Se si guarda ai risultati del primo turno, i numeri sono oggettivamente diversi tra il polo civico di Caponi, che ha raggiunto quota 24,24 per cento (7.371 voti), e Sandro Piano, che è arrivato al 3,47 per cento (1.056 voti), tuttavia gli addetti ai lavori sono sempre portati a pensare che il primo turno elettorale e il ballottaggio abbiano due storie politiche completamente diverse.
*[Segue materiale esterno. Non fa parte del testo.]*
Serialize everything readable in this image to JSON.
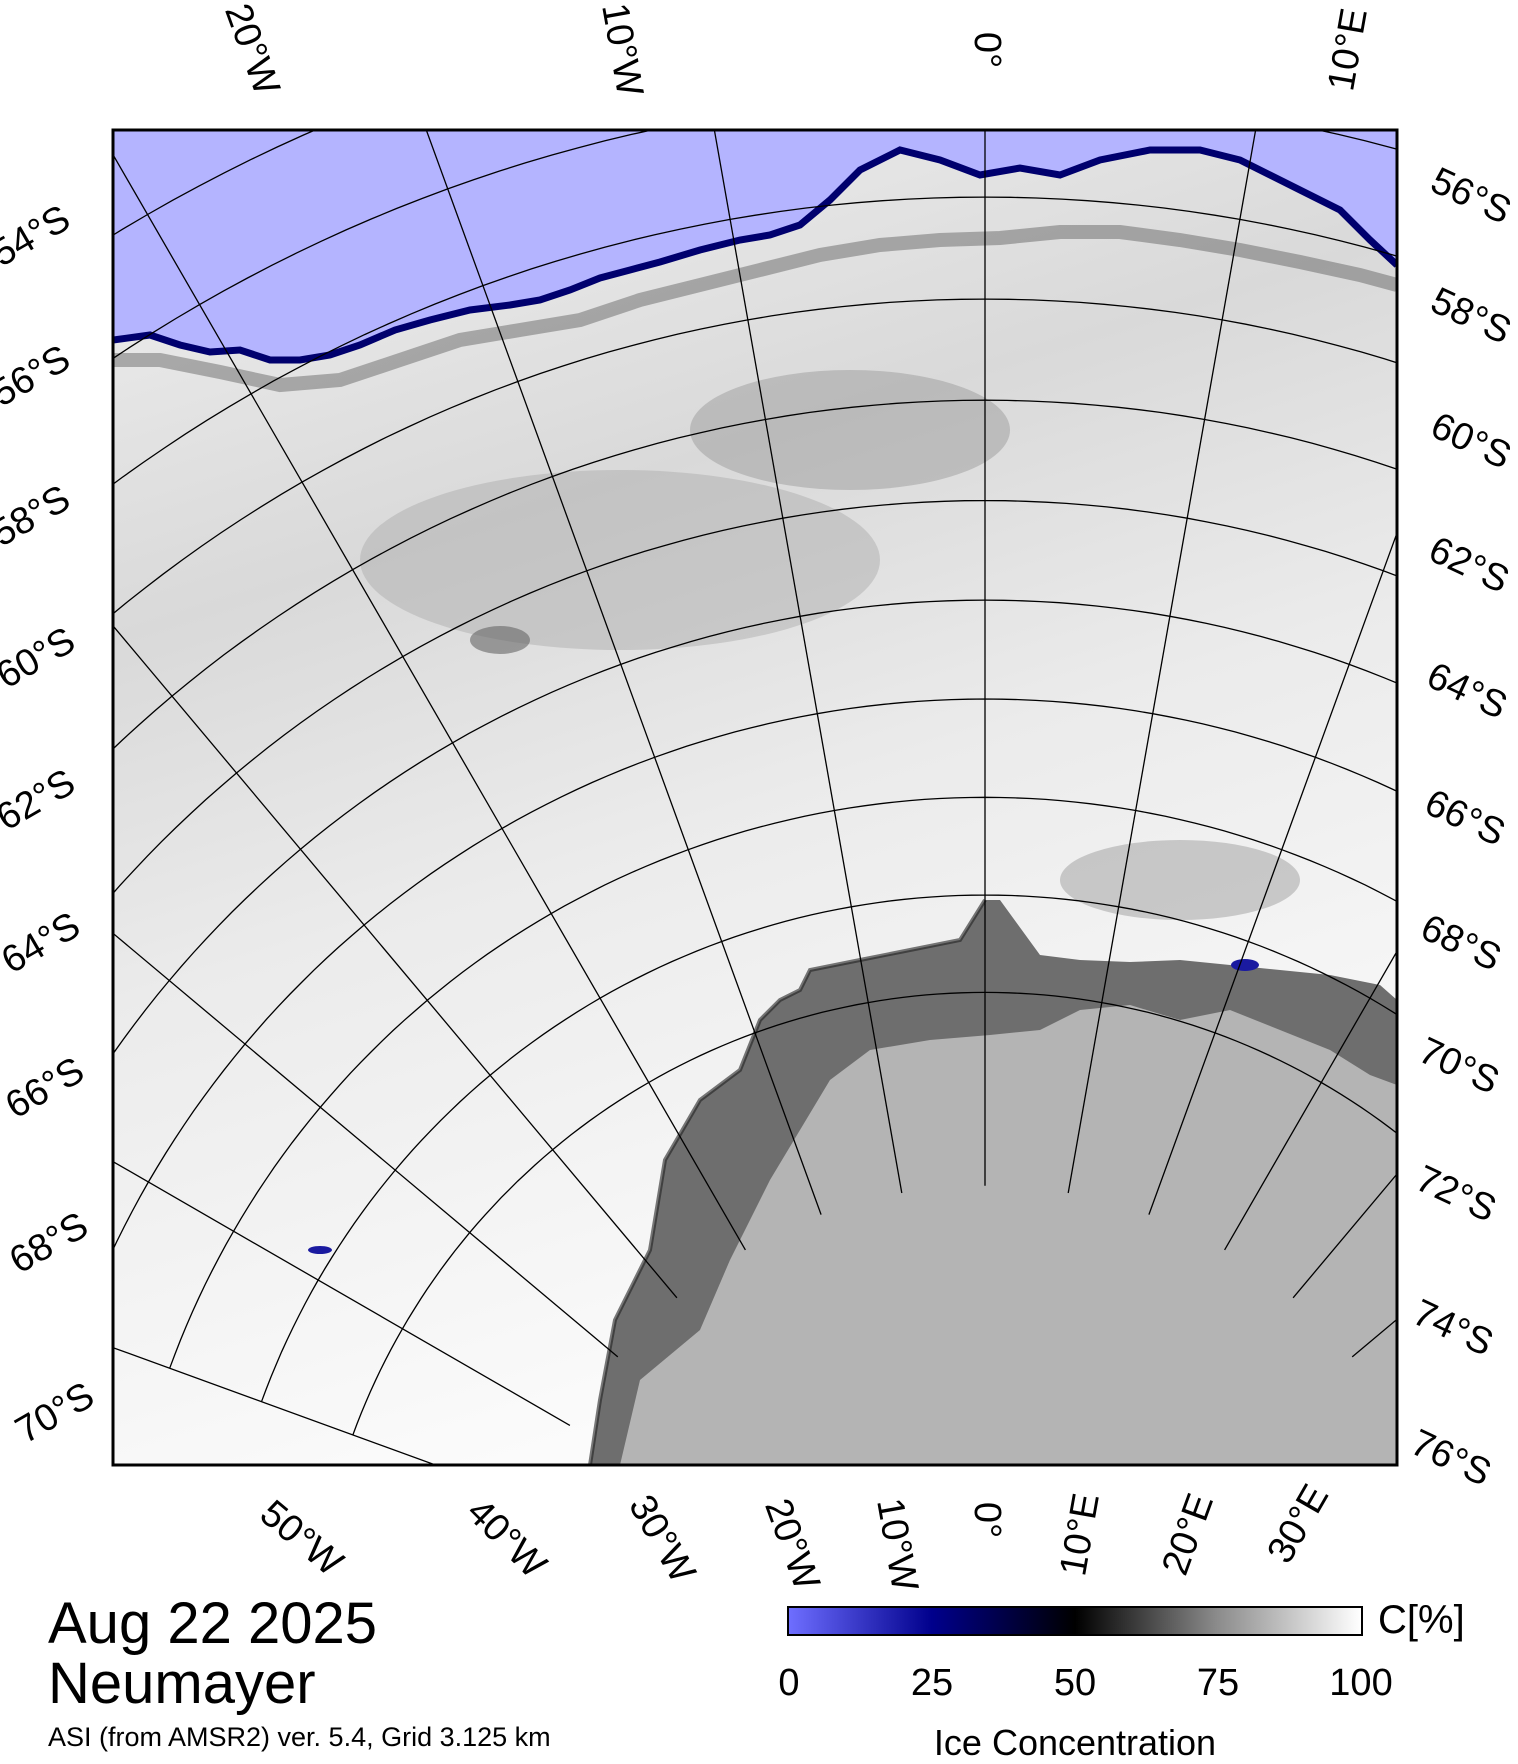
{
  "map": {
    "date": "Aug 22 2025",
    "station": "Neumayer",
    "product": "ASI (from AMSR2) ver. 5.4,  Grid 3.125 km",
    "colors": {
      "open_water": "#b4b4ff",
      "ice_shelf": "#6e6e6e",
      "land": "#b4b4b4",
      "full_ice": "#ffffff",
      "low_ice": "#00006e"
    },
    "top_lon_labels": [
      "20°W",
      "10°W",
      "0°",
      "10°E"
    ],
    "bottom_lon_labels": [
      "50°W",
      "40°W",
      "30°W",
      "20°W",
      "10°W",
      "0°",
      "10°E",
      "20°E",
      "30°E"
    ],
    "left_lat_labels": [
      "54°S",
      "56°S",
      "58°S",
      "60°S",
      "62°S",
      "64°S",
      "66°S",
      "68°S",
      "70°S"
    ],
    "right_lat_labels": [
      "56°S",
      "58°S",
      "60°S",
      "62°S",
      "64°S",
      "66°S",
      "68°S",
      "70°S",
      "72°S",
      "74°S",
      "76°S"
    ]
  },
  "colorbar": {
    "ticks": [
      "0",
      "25",
      "50",
      "75",
      "100"
    ],
    "unit": "C[%]",
    "title": "Ice Concentration",
    "gradient": [
      "#6e6eff",
      "#00008c",
      "#000000",
      "#8c8c8c",
      "#ffffff"
    ]
  }
}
Ieri mattina il centrodestra e le liste di Caponi hanno schierato ben 25 gazebo su tutto il territorio per diffondere la notizia dell’accordo tra i due schieramenti e rafforzare il consenso. Il centrosinistra ha avviato una campagna di comunicazione porta a porta che punta prima di tutto a portare al voto scontenti e delusi.

Quei 30mila elettori che al primo turno hanno disertato le urne, dando un preciso segnale di protesta. Il sindaco uscente Monica Chittò e Sandro Piano sono due "vecchie conoscenze". Piano è già stato assessore nella giunta Chittò, ma poco più di un anno fa è stato stato protagonista di uno strappo che ora appare ricucito. "Sulla base di programmi comuni", dicono i due.

"Abbiamo deciso di accelerare su un piano di riqualificazione urbana della città costruita, di procedere rapidamente alla chiusura del forno inceneritore - affermano i due -. Ma abbiamo concordato anche al rafforzamento delle politiche di sicurezza con l’aumento dell’organico delle polizia locale fino ad arrivare a 100 agenti e l’utilizzo della nuova legge Minniti, che conferisce maggiori poteri ai sindaci". Il centrosinistra ha aperto in modo significativo alla Lista Popolare: si parlerebbe addirittura di un rappresentate come vicesindaco. Ma Piano avrebbe chiesto anche il taglio delle società pubbliche in città e una riorganizzazione della macchina comunale per ridurre i costi.